Recém-chegados a Dadaab esperam atendimento médico. Foto: Isaiah Esipisu/IPS

Dadaab, Quênia, 7/10/2011 – Quando Aisha Diis (nome fictício) fugiu de sua casa na Somália devido à fome, não estava plenamente consciente dos perigos que corria. Em abril, ela abandonou a aldeia de Kismayu, a sudoeste de Mogadíscio, capital somaliana, para se dirigir com seus cinco filhos ao acampamento de refugiados de Dadaab, na Província Nordeste do Quênia.

Estava em um grupo com muitas mulheres e crianças. Quatro de nós éramos da mesma aldeia, por isso nos relacionamos como se fôssemos uma família”, contou à IPS. “No caminho paramos para fazer um pouco de chá, já que as crianças estavam muito cansadas e com fome. Uma mulher ficou com eles enquanto três de nós fomos pegar lenha”, acrescentou. “Foi aí que fomos sequestradas por um grupo de cinco homens que nos arrancaram a roupa e nos violentaram várias vezes. É algo que não poderei esquecer. Mas não gostaria que meus filhos soubessem”, disse entre lágrimas.

Lamentavelmente, o caso de Diis e das outras duas mulheres que a acompanhavam não é único. A viagem que fazem diariamente centenas de mulheres cansadas, fracas e desnutridas com seus filhos rumo ao acampamento de Dadaab é angustiante. Muitas levam seus filhos menores presos às costas. Nada conseguiram salvar de suas casas na Somália. Só algumas afortunadas podem transportar pequenos pertences se possuem um burro de carga. Raramente, ao chegar, desejam falar sobre o que lhes aconteceu no caminho.

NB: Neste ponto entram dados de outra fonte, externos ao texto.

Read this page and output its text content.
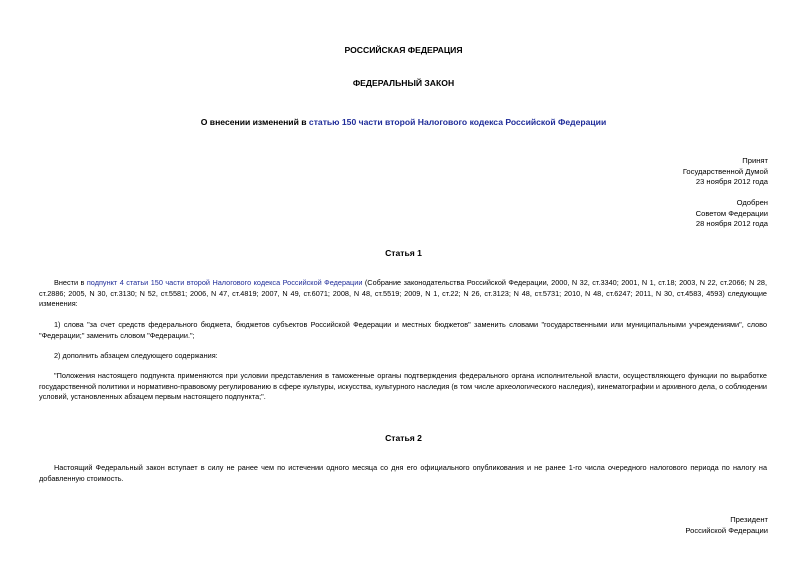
РОССИЙСКАЯ ФЕДЕРАЦИЯ
ФЕДЕРАЛЬНЫЙ ЗАКОН
О внесении изменений в статью 150 части второй Налогового кодекса Российской Федерации
Принят
Государственной Думой
23 ноября 2012 года
Одобрен
Советом Федерации
28 ноября 2012 года
Статья 1
Внести в подпункт 4 статьи 150 части второй Налогового кодекса Российской Федерации (Собрание законодательства Российской Федерации, 2000, N 32, ст.3340; 2001, N 1, ст.18; 2003, N 22, ст.2066; N 28, ст.2886; 2005, N 30, ст.3130; N 52, ст.5581; 2006, N 47, ст.4819; 2007, N 49, ст.6071; 2008, N 48, ст.5519; 2009, N 1, ст.22; N 26, ст.3123; N 48, ст.5731; 2010, N 48, ст.6247; 2011, N 30, ст.4583, 4593) следующие изменения:
1) слова "за счет средств федерального бюджета, бюджетов субъектов Российской Федерации и местных бюджетов" заменить словами "государственными или муниципальными учреждениями", слово "Федерации;" заменить словом "Федерации.";
2) дополнить абзацем следующего содержания:
"Положения настоящего подпункта применяются при условии представления в таможенные органы подтверждения федерального органа исполнительной власти, осуществляющего функции по выработке государственной политики и нормативно-правовому регулированию в сфере культуры, искусства, культурного наследия (в том числе археологического наследия), кинематографии и архивного дела, о соблюдении условий, установленных абзацем первым настоящего подпункта;".
Статья 2
Настоящий Федеральный закон вступает в силу не ранее чем по истечении одного месяца со дня его официального опубликования и не ранее 1-го числа очередного налогового периода по налогу на добавленную стоимость.
Президент
Российской Федерации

A maioria se registra como refugiada e passa por exames médicos com seus filhos. Depois são alojadas em uma barraca de campanha com equipamento doméstico básico. As tendas não têm porta nem janela, nem mesmo cama ou algum móvel. Mas, de todo modo, os refugiados a chamam de lar, agora e, talvez, por muitos anos ainda. Alguns nasceram aqui em 1991, quando foi criado o acampamento, e não conhecem outro lugar.

Mesmo depois de instaladas, muitas mulheres não se animam para falar da violência que sofreram até chegarem ao acampamento. “A violência de gênero é a outra cara da fome”, disse Sinead Murray, administradora de programas em Dadaab do Comitê Internacional de Resgate (IRC).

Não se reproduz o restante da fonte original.